Saturday, August 09, 2008

when fools rush in

Erik Erikson states that adolescents ages 16-21 are in the conflict of identity versus role confusion. It’s during this period that we are on the search of our own identity, supposedly not influenced by friends or other people around us. Failing to realize who we are, what we’re good at, what our passion is or on what part of society we belong delays the period of adolescence. And worse, delay leads to role confusion. In simple words, role confusion is not being able to identify ourselves among others that we are likely to copy or imitate instead of creating our own unique persona. Other than role confusion, Erikson states that we can’t really advance into the next stage, young adulthood, if we fail adolescence. In young adulthood, it’s an argument between intimacy and isolation. And this is where we begin to think. How many friends do I know have had relationships during the adolescence period? A LOT. And how many of these relationships last? Only 5 or 7% did.
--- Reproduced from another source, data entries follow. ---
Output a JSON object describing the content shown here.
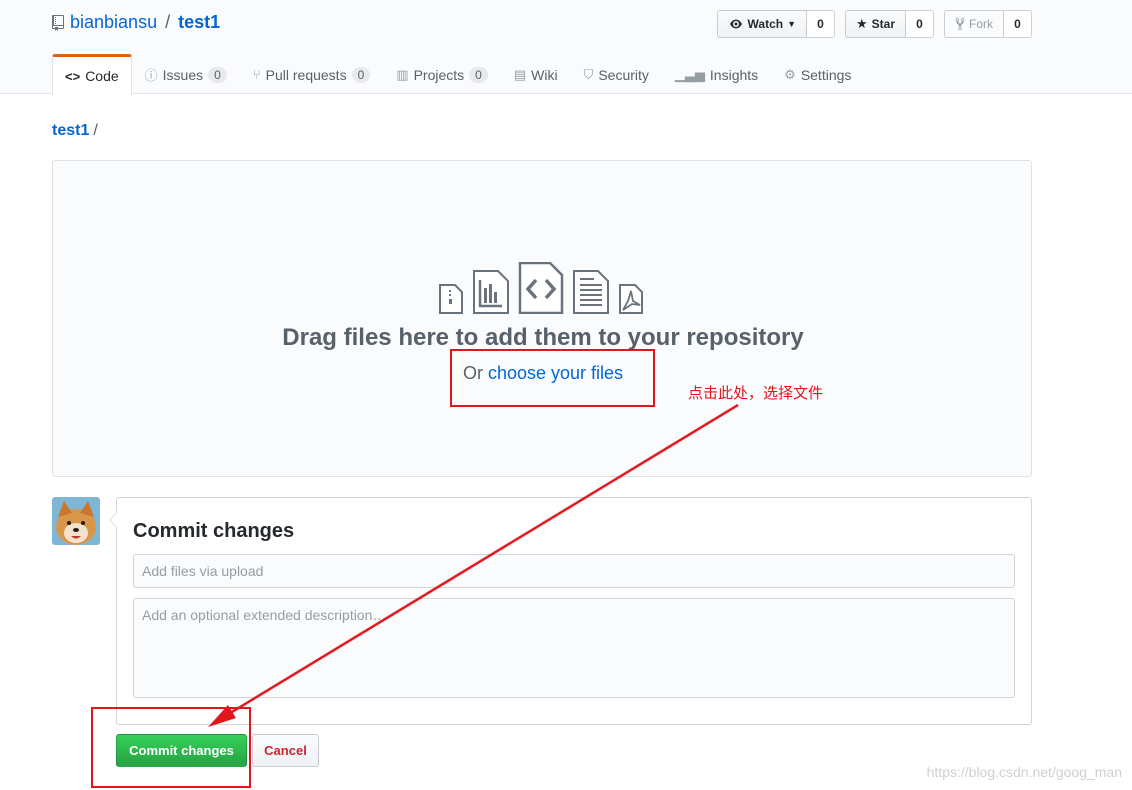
{
  "header": {
    "owner": "bianbiansu",
    "separator": "/",
    "repo": "test1",
    "actions": {
      "watch_label": "Watch",
      "watch_count": "0",
      "star_label": "Star",
      "star_count": "0",
      "fork_label": "Fork",
      "fork_count": "0"
    }
  },
  "nav": {
    "tabs": [
      {
        "label": "Code",
        "icon": "code-icon",
        "count": null,
        "selected": true
      },
      {
        "label": "Issues",
        "icon": "issue-icon",
        "count": "0"
      },
      {
        "label": "Pull requests",
        "icon": "pull-request-icon",
        "count": "0"
      },
      {
        "label": "Projects",
        "icon": "project-icon",
        "count": "0"
      },
      {
        "label": "Wiki",
        "icon": "book-icon",
        "count": null
      },
      {
        "label": "Security",
        "icon": "shield-icon",
        "count": null
      },
      {
        "label": "Insights",
        "icon": "graph-icon",
        "count": null
      },
      {
        "label": "Settings",
        "icon": "gear-icon",
        "count": null
      }
    ]
  },
  "breadcrumb": {
    "repo": "test1",
    "slash": "/"
  },
  "dropzone": {
    "title": "Drag files here to add them to your repository",
    "or_text": "Or ",
    "choose_link": "choose your files"
  },
  "commit": {
    "heading": "Commit changes",
    "summary_placeholder": "Add files via upload",
    "description_placeholder": "Add an optional extended description…",
    "commit_button": "Commit changes",
    "cancel_button": "Cancel"
  },
  "annotation": {
    "text": "点击此处，选择文件",
    "color": "#e0161b"
  },
  "watermark": "https://blog.csdn.net/goog_man",
  "colors": {
    "link": "#0366d6",
    "primary_button": "#28a745",
    "danger": "#cb2431",
    "tab_accent": "#e36209"
  }
}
Relationships during adolescence barely last primarily because it’s just not time for those things. Adolescence focuses on gaining our identity, and by identity it doesn’t mean knowing us as the girlfriends or boyfriends of [insert partner’s name here]. I don’t think anyone wants to be known that way, right right? But why then do we continue to want a relationship? Why do we keep on hoping and waiting someone would approach us and tell us he or she likes us? Why do we even entertain this kind of thoughts despite knowing that now isn’t the right time to think about intimacy? The theories are there, laid out flat for us, to grab and to hold, but we refuse to follow them or worse ignore them, because we'd rather let our own selves take their own course in dealing with such things. And by not minding the theories, we end up defeated still. The facts win, our own foolish selves lose.

If everything is supported by a theory, that would mean everything is provided with a reason right? But then why when we are asked to provide a meaning for something, we can't readily give reasons for things? We end up dumbfounded, unintelligent and naive of why things are.